* Report critical of State Dept for promoting biotech crops
* Monsanto interests mentioned in cables
* State Dept. says its work is routine
By Carey Gillam
May 14 U.S. taxpayers are footing the bill for
overseas lobbying that promotes controversial biotech crops
developed by U.S.-based Monsanto Co and other seed
makers, a report issued on Tuesday said.
A review of 926 diplomatic cables of correspondence to and
from the U.S. State Department and embassies in more than 100
countries found that State Department officials actively
promoted the commercialization of specific biotech seeds,
according to the report issued by Food & Water Watch, a
nonprofit consumer protection group.
The officials tried to quash public criticism of particular
companies and facilitated negotiations between foreign
governments and seed companies such as Monsanto over issues like
patents and intellectual property, the report said.
A U.S. State Department official said it routinely
coordinates trade and investment matters to support U.S. firms,
including "providing assistance in opening markets, leveling the
playing field, protecting intellectual property rights, and
resolving trade and investment disputes."

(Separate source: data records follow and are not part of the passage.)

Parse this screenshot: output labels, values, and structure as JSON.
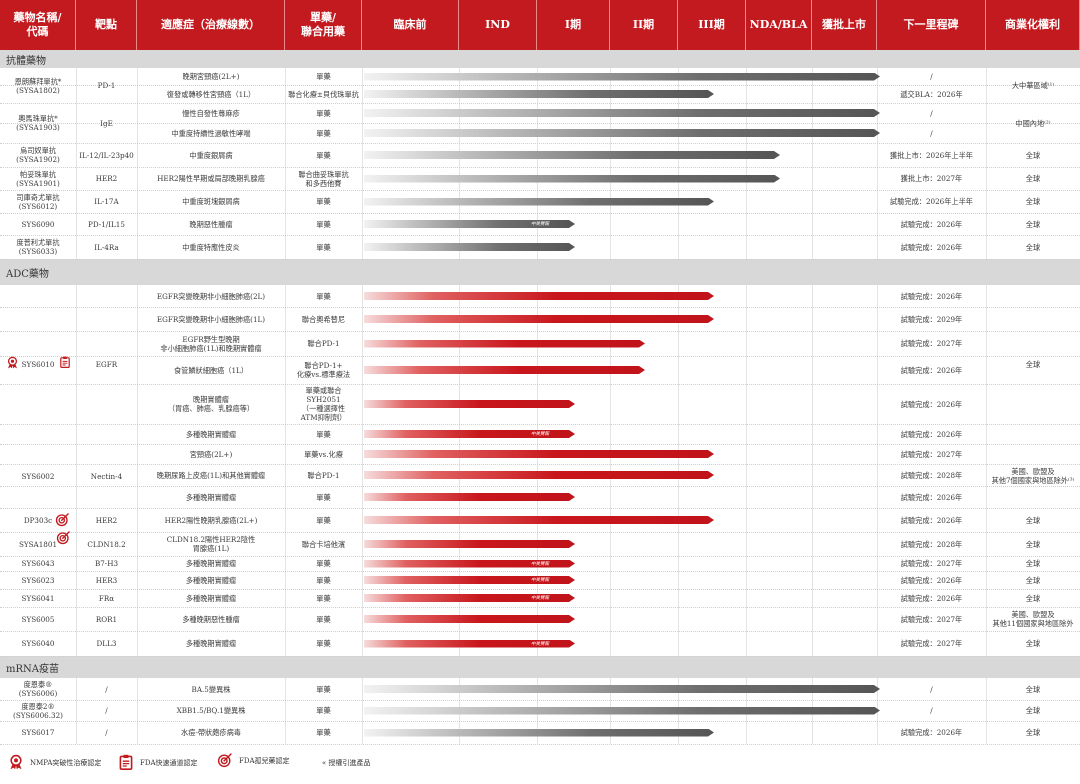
{
  "columns": [
    "藥物名稱/\n代碼",
    "靶點",
    "適應症（治療線數）",
    "單藥/\n聯合用藥",
    "臨床前",
    "IND",
    "I期",
    "II期",
    "III期",
    "NDA/BLA",
    "獲批上市",
    "下一里程碑",
    "商業化權利"
  ],
  "sections": {
    "antibody": "抗體藥物",
    "adc": "ADC藥物",
    "mrna": "mRNA疫苗"
  },
  "rows": [
    {
      "name": "",
      "target": "",
      "indication": "晚期宮頸癌(2L+)",
      "regimen": "單藥",
      "milestone": "/",
      "rights": ""
    },
    {
      "name": "",
      "target": "",
      "indication": "復發或轉移性宮頸癌（1L）",
      "regimen": "聯合化療±貝伐珠單抗",
      "milestone": "遞交BLA：2026年",
      "rights": ""
    },
    {
      "name": "",
      "target": "",
      "indication": "慢性自發性蕁麻疹",
      "regimen": "單藥",
      "milestone": "/",
      "rights": ""
    },
    {
      "name": "",
      "target": "",
      "indication": "中重度持續性過敏性哮喘",
      "regimen": "單藥",
      "milestone": "/",
      "rights": ""
    },
    {
      "name": "烏司奴單抗\n(SYSA1902)",
      "target": "IL-12/IL-23p40",
      "indication": "中重度銀屑病",
      "regimen": "單藥",
      "milestone": "獲批上市：2026年上半年",
      "rights": "全球"
    },
    {
      "name": "帕妥珠單抗\n(SYSA1901)",
      "target": "HER2",
      "indication": "HER2陽性早期或局部晚期乳腺癌",
      "regimen": "聯合曲妥珠單抗\n和多西他賽",
      "milestone": "獲批上市：2027年",
      "rights": "全球"
    },
    {
      "name": "司庫奇尤單抗\n(SYS6012)",
      "target": "IL-17A",
      "indication": "中重度斑塊銀屑病",
      "regimen": "單藥",
      "milestone": "試驗完成：2026年上半年",
      "rights": "全球"
    },
    {
      "name": "SYS6090",
      "target": "PD-1/IL15",
      "indication": "晚期惡性腫瘤",
      "regimen": "單藥",
      "milestone": "試驗完成：2026年",
      "rights": "全球"
    },
    {
      "name": "度普利尤單抗\n(SYS6033)",
      "target": "IL-4Ra",
      "indication": "中重度特應性皮炎",
      "regimen": "單藥",
      "milestone": "試驗完成：2026年",
      "rights": "全球"
    },
    {
      "name": "",
      "target": "",
      "indication": "EGFR突變晚期非小細胞肺癌(2L)",
      "regimen": "單藥",
      "milestone": "試驗完成：2026年",
      "rights": ""
    },
    {
      "name": "",
      "target": "",
      "indication": "EGFR突變晚期非小細胞肺癌(1L)",
      "regimen": "聯合奧希替尼",
      "milestone": "試驗完成：2029年",
      "rights": ""
    },
    {
      "name": "",
      "target": "",
      "indication": "EGFR野生型晚期\n非小細胞肺癌(1L)和晚期實體瘤",
      "regimen": "聯合PD-1",
      "milestone": "試驗完成：2027年",
      "rights": ""
    },
    {
      "name": "",
      "target": "",
      "indication": "食管鱗狀細胞癌（1L）",
      "regimen": "聯合PD-1+\n化療vs.標準療法",
      "milestone": "試驗完成：2026年",
      "rights": ""
    },
    {
      "name": "",
      "target": "",
      "indication": "晚期實體瘤\n（胃癌、肺癌、乳腺癌等）",
      "regimen": "單藥或聯合\nSYH2051\n（一種選擇性\nATM抑制劑）",
      "milestone": "試驗完成：2026年",
      "rights": ""
    },
    {
      "name": "",
      "target": "",
      "indication": "多種晚期實體瘤",
      "regimen": "單藥",
      "milestone": "試驗完成：2026年",
      "rights": ""
    },
    {
      "name": "",
      "target": "",
      "indication": "宮頸癌(2L+)",
      "regimen": "單藥vs.化療",
      "milestone": "試驗完成：2027年",
      "rights": ""
    },
    {
      "name": "",
      "target": "",
      "indication": "晚期尿路上皮癌(1L)和其他實體瘤",
      "regimen": "聯合PD-1",
      "milestone": "試驗完成：2028年",
      "rights": ""
    },
    {
      "name": "",
      "target": "",
      "indication": "多種晚期實體瘤",
      "regimen": "單藥",
      "milestone": "試驗完成：2026年",
      "rights": ""
    },
    {
      "name": "DP303c",
      "target": "HER2",
      "indication": "HER2陽性晚期乳腺癌(2L+)",
      "regimen": "單藥",
      "milestone": "試驗完成：2026年",
      "rights": "全球"
    },
    {
      "name": "SYSA1801",
      "target": "CLDN18.2",
      "indication": "CLDN18.2陽性HER2陰性\n胃腺癌(1L)",
      "regimen": "聯合卡培他濱",
      "milestone": "試驗完成：2028年",
      "rights": "全球"
    },
    {
      "name": "SYS6043",
      "target": "B7-H3",
      "indication": "多種晚期實體瘤",
      "regimen": "單藥",
      "milestone": "試驗完成：2027年",
      "rights": "全球"
    },
    {
      "name": "SYS6023",
      "target": "HER3",
      "indication": "多種晚期實體瘤",
      "regimen": "單藥",
      "milestone": "試驗完成：2026年",
      "rights": "全球"
    },
    {
      "name": "SYS6041",
      "target": "FRα",
      "indication": "多種晚期實體瘤",
      "regimen": "單藥",
      "milestone": "試驗完成：2026年",
      "rights": "全球"
    },
    {
      "name": "SYS6005",
      "target": "ROR1",
      "indication": "多種晚期惡性腫瘤",
      "regimen": "單藥",
      "milestone": "試驗完成：2027年",
      "rights": "美國、歐盟及\n其他11個國家與地區除外"
    },
    {
      "name": "SYS6040",
      "target": "DLL3",
      "indication": "多種晚期實體瘤",
      "regimen": "單藥",
      "milestone": "試驗完成：2027年",
      "rights": "全球"
    },
    {
      "name": "度恩泰®\n(SYS6006)",
      "target": "/",
      "indication": "BA.5變異株",
      "regimen": "單藥",
      "milestone": "/",
      "rights": "全球"
    },
    {
      "name": "度恩泰2®\n(SYS6006.32)",
      "target": "/",
      "indication": "XBB1.5/BQ.1變異株",
      "regimen": "單藥",
      "milestone": "/",
      "rights": "全球"
    },
    {
      "name": "SYS6017",
      "target": "/",
      "indication": "水痘-帶狀皰疹病毒",
      "regimen": "單藥",
      "milestone": "試驗完成：2026年",
      "rights": "全球"
    }
  ],
  "merged": [
    {
      "name": "恩朗蘇拜單抗*\n(SYSA1802)",
      "target": "PD-1",
      "rights": "大中華區域⁽¹⁾"
    },
    {
      "name": "奧馬珠單抗*\n(SYSA1903)",
      "target": "IgE",
      "rights": "中國內地⁽²⁾"
    },
    {
      "name": "SYS6010",
      "target": "EGFR",
      "rights": "全球"
    },
    {
      "name": "SYS6002",
      "target": "Nectin-4",
      "rights": "美國、歐盟及\n其他7個國家與地區除外⁽³⁾"
    }
  ],
  "bar_note": "中美雙報",
  "legend": {
    "nmpa": "NMPA突破性治療認定",
    "fda_fast": "FDA快速通道認定",
    "fda_orphan": "FDA孤兒藥認定",
    "licensed": "« 授權引進產品"
  },
  "colors": {
    "accent": "#c21a1f",
    "section_bg": "#d8d8d8"
  }
}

Monsanto spokesman Tom Helscher said Monsanto believes it is
critical to maintain an open dialogue with government
authorities and trade groups in other countries.
"We remain committed to sharing information so that
individuals can better understand our business and our
commitments to support farmers throughout the world as they work
to meet the agriculture demands of our world's growing
population," he said.
The cables show U.S. diplomats supporting Monsanto, the
world's largest seed company, in foreign countries even after it
paid $1.5 million in fines after being charged with bribing an
Indonesian official and violating the Foreign Corrupt Practices
Act in 2005.
One 2009 cable shows the embassy in Spain seeking
"high-level U.S. government intervention" at the "urgent
request" of Monsanto to combat biotech crop opponents there,
according to the Food & Water Watch report.
The report covered cables from 2005-2009 that were released
by Wikileaks in 2010 as part of a much larger release by
Wikileaks of a range of diplomatic cables it obtained.
Food & Water Watch said the cables it examined show the
government going to great lengths to support and promote the
interests of the agricultural biotech industry, which has had a
hard time gaining acceptance in many foreign markets.
"It really goes beyond promoting the U.S.'s biotech industry
and agriculture," said Wenonah Hauter, executive director of
Food & Water Watch.
U.S. officials, Monsanto and many other companies and
industry experts routinely say that biotech crops are needed
around the world to increase global food production as
population expands. They maintain that the crops are safe and
make farming easier and more environmentally sustainable.
PROMOTION THROUGH PAMPHLETS, DVDs?
The State Department also produced pamphlets in Slovenia
promoting biotech crops, sent pro-biotech DVDs to high schools
in Hong Kong and helped bring foreign officials and media from
17 countries to the United States to promote biotech
agriculture, Food & Water Watch said.
Genetically altered crops are widely used in the United
States. Crops spliced with DNA from other species are designed
to resist pests and tolerate chemical applications, and since
their introduction in the mid 1990s have come to dominate
millions of acres of U.S. farmland.
The biotech crops are controversial with some groups and in
many countries because some studies have shown harmful health
impacts for humans and animals, and the crops have been
associated with some environmental problems.
They also generally are more expensive than conventional
crops, and the biotech seed developers patent the high-tech
seeds so farmers using them have to buy new seed every season, a
factor that makes them unappealing in some developing nations.